I have many importers parsing external XML and processing into Nodes, setting the URL and GUID correctly, but when the Importers check the sources again, some of then are duplicating nodes, ignoring the "unique target option".

Does anybody having this problem?

Comments

pedrorocha’s picture

Issue tags: -duplicate +duplicated nodes
danmuzyka’s picture

Version: 6.x-1.0-beta9 » 6.x-1.0-beta10

I am having the same issue on 6.x-1.0-beta10. I checked the feeds_node_item table and confirmed that multiple records, each created by a different parent feed node, have identical URLs and GUIDs, even though I selected both of those fields to be unique targets in the importer configuration.
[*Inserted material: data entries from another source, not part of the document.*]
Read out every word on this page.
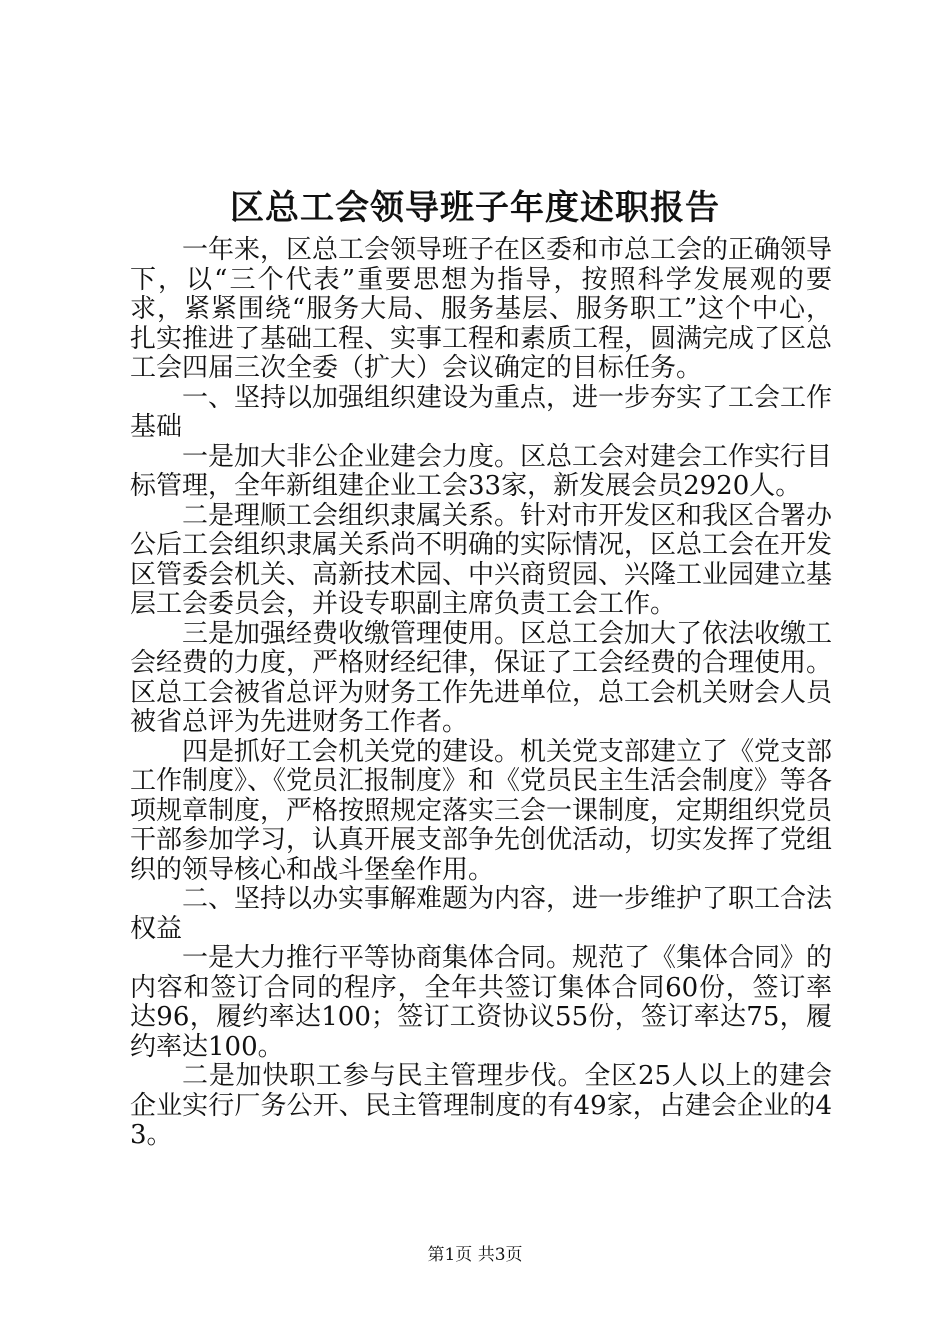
区总工会领导班子年度述职报告

一年来，区总工会领导班子在区委和市总工会的正确领导下，以“三个代表”重要思想为指导，按照科学发展观的要求，紧紧围绕“服务大局、服务基层、服务职工”这个中心，扎实推进了基础工程、实事工程和素质工程，圆满完成了区总工会四届三次全委（扩大）会议确定的目标任务。

一、坚持以加强组织建设为重点，进一步夯实了工会工作基础

一是加大非公企业建会力度。区总工会对建会工作实行目标管理，全年新组建企业工会33家，新发展会员2920人。

二是理顺工会组织隶属关系。针对市开发区和我区合署办公后工会组织隶属关系尚不明确的实际情况，区总工会在开发区管委会机关、高新技术园、中兴商贸园、兴隆工业园建立基层工会委员会，并设专职副主席负责工会工作。

三是加强经费收缴管理使用。区总工会加大了依法收缴工会经费的力度，严格财经纪律，保证了工会经费的合理使用。区总工会被省总评为财务工作先进单位，总工会机关财会人员被省总评为先进财务工作者。

四是抓好工会机关党的建设。机关党支部建立了《党支部工作制度》、《党员汇报制度》和《党员民主生活会制度》等各项规章制度，严格按照规定落实三会一课制度，定期组织党员干部参加学习，认真开展支部争先创优活动，切实发挥了党组织的领导核心和战斗堡垒作用。

二、坚持以办实事解难题为内容，进一步维护了职工合法权益

一是大力推行平等协商集体合同。规范了《集体合同》的内容和签订合同的程序，全年共签订集体合同60份，签订率达96，履约率达100；签订工资协议55份，签订率达75，履约率达100。

二是加快职工参与民主管理步伐。全区25人以上的建会企业实行厂务公开、民主管理制度的有49家，占建会企业的43。

第1页 共3页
Then I tried deleting all of my imported nodes, importing again from one of my feed nodes, and then editing that feed node to change the feed URL field to match the value of another one of my feed nodes. Bingo! When I imported from the first feed node again, I did NOT get duplicate item nodes.

So, it seems that the "unique target" value only works for feed item nodes that have the same parent feed node. I imagine that importing content from feeds that come from the same site, which may have items that appear in more than one feed, is a fairly common use case. For instance, just now I was trying to import feeds from my del.icio.us bookmarks from different feeds based on my tags. In the past, I worked on a news site that has an agreement with Bloomberg news allowing it to import RSS feeds from multiple Bloomberg article categories. Sometimes the same article appeared in two or more feeds. In that case the feeds were populating different parts of the site so it was a moot point, fortunately.

Thanks in advance for any help anyone can provide!

johnv’s picture

There are a lot of posts about the Unique target. Regarding your question, see the following link that explains why the behaviour is correct: 1 GUID per feed, not per node type: http://drupal.org/node/761076#comment-2802256

danmuzyka’s picture

@johnv, thanks for the quick reply. I see in the comment you pointed out that @alex_b states that this behavior is deliberate, however the business logic behind that decision does not make sense to me. @smscotten makes a similar point in http://drupal.org/node/661606#comment-3799942, and if there is there is a reason that it is better to test uniqueness against other nodes with the same parent feed node rather than against all imported nodes, I am not understanding it.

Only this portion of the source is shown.